Una práctica que se repite partido a partido tiene una explicación biomecánica y otra psicológica. La ciencia todavía no encontró pruebas de que mejore el rendimiento.
En este Mundial 2026, una escena se repite partido a partido: varios futbolistas saltan al campo con agujeros en las pantorrillas de sus medias. En redes sociales abundan las teorías sobre una supuesta ventaja competitiva, pero la práctica no es nueva: se viene viendo en Eurocopas, Juegos Olímpicos y otras competiciones internacionales durante la última década.

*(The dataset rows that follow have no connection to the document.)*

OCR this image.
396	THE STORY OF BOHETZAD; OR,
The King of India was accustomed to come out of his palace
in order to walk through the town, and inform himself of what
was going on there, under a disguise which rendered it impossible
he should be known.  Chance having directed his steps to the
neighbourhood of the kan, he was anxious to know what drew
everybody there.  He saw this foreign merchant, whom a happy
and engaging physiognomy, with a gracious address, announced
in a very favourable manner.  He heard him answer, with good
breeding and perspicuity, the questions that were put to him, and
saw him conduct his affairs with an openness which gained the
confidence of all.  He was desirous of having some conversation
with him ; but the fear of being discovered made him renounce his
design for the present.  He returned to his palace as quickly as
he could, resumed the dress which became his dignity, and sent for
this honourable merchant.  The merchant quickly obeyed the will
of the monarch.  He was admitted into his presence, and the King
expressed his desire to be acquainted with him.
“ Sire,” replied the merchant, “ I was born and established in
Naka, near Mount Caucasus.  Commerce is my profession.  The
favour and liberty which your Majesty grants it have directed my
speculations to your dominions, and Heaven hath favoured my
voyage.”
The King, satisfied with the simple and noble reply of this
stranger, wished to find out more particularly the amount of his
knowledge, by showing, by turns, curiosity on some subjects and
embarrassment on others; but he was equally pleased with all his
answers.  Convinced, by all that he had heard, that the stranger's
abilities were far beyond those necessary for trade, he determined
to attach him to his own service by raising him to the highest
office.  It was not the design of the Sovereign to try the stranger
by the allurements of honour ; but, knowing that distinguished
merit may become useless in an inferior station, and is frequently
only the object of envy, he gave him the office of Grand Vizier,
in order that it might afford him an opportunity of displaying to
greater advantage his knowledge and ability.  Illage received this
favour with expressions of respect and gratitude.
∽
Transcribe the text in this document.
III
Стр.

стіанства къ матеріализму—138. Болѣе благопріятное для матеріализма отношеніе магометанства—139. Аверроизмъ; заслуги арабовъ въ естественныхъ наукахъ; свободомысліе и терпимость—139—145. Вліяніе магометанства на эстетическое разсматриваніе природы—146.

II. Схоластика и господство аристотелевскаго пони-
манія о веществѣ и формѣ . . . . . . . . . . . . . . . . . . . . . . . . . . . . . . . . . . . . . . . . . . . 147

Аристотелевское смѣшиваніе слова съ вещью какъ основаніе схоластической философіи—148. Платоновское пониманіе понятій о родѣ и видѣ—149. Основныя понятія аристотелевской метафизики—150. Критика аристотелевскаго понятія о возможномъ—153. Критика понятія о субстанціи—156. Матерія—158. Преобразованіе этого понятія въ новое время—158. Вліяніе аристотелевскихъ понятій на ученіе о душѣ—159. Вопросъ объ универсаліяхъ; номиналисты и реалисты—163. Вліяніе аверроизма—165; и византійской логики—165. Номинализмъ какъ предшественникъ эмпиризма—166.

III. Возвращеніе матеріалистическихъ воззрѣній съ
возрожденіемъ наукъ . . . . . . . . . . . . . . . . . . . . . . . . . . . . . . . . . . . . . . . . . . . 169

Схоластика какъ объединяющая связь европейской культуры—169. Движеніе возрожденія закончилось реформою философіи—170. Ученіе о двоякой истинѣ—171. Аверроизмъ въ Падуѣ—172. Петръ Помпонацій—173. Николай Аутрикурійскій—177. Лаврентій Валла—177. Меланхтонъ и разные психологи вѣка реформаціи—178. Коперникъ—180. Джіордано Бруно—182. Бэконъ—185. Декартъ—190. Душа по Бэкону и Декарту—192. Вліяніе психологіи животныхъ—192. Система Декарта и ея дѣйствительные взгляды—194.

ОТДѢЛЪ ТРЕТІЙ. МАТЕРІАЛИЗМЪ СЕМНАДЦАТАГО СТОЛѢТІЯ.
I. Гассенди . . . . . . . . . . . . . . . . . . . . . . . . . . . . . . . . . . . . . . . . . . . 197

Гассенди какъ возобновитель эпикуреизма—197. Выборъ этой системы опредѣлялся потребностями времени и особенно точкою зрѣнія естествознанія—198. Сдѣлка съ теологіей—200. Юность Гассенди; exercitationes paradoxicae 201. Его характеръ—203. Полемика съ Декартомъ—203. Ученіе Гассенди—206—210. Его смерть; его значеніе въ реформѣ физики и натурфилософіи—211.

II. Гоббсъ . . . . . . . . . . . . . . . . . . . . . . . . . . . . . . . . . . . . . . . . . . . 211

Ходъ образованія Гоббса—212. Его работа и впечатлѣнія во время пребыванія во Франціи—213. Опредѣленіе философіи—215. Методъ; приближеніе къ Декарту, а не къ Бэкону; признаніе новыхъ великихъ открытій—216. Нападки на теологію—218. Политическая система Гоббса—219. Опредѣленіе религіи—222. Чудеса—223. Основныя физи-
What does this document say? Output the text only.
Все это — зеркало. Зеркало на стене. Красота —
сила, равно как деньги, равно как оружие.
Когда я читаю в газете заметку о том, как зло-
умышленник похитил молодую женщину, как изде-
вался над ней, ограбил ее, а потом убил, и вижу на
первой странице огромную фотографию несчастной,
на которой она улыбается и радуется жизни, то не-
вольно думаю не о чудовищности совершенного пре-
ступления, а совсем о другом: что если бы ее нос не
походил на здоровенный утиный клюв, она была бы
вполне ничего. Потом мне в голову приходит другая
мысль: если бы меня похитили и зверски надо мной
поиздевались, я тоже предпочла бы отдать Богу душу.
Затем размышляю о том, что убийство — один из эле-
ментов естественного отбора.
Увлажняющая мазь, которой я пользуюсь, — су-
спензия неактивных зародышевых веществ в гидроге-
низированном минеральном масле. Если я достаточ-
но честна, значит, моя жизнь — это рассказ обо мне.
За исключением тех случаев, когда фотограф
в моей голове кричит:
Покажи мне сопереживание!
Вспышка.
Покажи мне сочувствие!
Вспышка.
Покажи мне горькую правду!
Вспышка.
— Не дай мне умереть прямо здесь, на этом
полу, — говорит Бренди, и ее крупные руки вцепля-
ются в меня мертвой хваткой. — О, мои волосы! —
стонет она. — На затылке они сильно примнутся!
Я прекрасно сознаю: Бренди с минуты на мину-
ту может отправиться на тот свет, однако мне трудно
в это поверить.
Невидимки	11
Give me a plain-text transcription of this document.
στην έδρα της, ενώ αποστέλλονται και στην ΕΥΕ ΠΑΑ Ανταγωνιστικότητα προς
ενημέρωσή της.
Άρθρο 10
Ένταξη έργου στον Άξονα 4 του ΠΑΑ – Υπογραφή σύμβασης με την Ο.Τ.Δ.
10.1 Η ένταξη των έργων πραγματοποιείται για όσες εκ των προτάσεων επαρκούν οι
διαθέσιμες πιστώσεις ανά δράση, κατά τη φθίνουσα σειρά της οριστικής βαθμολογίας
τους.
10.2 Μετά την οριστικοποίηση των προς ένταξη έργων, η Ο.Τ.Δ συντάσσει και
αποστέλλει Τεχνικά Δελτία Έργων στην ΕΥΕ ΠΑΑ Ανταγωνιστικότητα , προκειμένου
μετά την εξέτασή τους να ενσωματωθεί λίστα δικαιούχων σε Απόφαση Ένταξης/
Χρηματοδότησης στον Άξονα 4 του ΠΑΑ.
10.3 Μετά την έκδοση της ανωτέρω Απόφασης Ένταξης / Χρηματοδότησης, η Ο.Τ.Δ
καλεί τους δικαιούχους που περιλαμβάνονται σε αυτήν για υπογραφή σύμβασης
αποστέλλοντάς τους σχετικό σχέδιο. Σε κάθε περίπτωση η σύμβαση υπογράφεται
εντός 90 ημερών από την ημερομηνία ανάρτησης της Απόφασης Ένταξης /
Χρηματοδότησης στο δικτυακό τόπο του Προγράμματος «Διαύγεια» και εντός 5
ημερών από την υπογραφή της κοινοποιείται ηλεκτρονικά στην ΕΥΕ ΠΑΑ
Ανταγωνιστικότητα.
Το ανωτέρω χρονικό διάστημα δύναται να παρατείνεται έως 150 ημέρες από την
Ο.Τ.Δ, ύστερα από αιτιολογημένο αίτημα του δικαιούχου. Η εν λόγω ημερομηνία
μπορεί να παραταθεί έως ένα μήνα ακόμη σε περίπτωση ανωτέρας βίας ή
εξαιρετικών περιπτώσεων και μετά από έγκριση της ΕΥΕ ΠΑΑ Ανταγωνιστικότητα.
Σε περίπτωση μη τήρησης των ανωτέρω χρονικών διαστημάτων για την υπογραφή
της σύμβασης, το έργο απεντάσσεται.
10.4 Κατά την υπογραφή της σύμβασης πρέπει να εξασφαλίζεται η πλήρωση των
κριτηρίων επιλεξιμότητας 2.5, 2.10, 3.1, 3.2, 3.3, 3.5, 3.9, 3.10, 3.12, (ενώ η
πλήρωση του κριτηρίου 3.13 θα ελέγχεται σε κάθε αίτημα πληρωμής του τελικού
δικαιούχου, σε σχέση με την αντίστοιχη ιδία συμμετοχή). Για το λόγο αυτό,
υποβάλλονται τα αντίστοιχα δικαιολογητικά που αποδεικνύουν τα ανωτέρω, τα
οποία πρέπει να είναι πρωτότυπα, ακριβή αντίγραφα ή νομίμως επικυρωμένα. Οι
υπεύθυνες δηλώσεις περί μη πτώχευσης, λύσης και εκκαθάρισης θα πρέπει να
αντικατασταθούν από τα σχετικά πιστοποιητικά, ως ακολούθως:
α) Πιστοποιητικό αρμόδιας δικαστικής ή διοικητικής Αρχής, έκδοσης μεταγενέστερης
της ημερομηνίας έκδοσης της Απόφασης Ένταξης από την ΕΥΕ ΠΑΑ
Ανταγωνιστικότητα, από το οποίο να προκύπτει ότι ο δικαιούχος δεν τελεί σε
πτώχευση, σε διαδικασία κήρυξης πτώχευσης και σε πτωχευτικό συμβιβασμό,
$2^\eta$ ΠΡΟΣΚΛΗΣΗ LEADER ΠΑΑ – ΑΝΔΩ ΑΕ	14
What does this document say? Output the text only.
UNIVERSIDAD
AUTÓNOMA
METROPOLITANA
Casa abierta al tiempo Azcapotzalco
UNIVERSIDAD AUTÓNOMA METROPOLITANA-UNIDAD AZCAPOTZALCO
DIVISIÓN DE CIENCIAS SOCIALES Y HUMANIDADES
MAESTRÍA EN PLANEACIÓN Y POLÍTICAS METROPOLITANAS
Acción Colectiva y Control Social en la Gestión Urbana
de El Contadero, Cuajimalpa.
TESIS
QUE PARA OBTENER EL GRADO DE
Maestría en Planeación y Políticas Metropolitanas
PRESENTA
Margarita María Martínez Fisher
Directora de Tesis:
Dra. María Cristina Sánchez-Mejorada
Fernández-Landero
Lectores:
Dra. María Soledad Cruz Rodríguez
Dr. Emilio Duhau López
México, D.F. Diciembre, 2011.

Las medias profesionales de fútbol están diseñadas para ser ajustadas. Además de sujetar las espinilleras, brindan soporte al tobillo, al arco del pie y a la pantorrilla, ayudan a controlar la humedad y reducen el movimiento del pie dentro del botín. Sin embargo, varios jugadores se quejaron de que las sienten demasiado apretadas y experimentan una sensación de hormigueo y entumecimiento en la zona de la pantorrilla. La solución que encontraron es simple y directa: hacer agujeros en la tela para «liberar tensión» y correr mejor.
El fenómeno tiene una explicación biomecánica. Durante una carrera o un cambio de dirección, el músculo de la pantorrilla se contrae y aumenta su grosor para generar la fuerza que impulsa al atleta. Ese cambio de forma ocurre miles de veces durante un partido. Para algunos futbolistas, esa expansión repetida genera una sensación de presión cuando la media ejerce compresión constante sobre el músculo.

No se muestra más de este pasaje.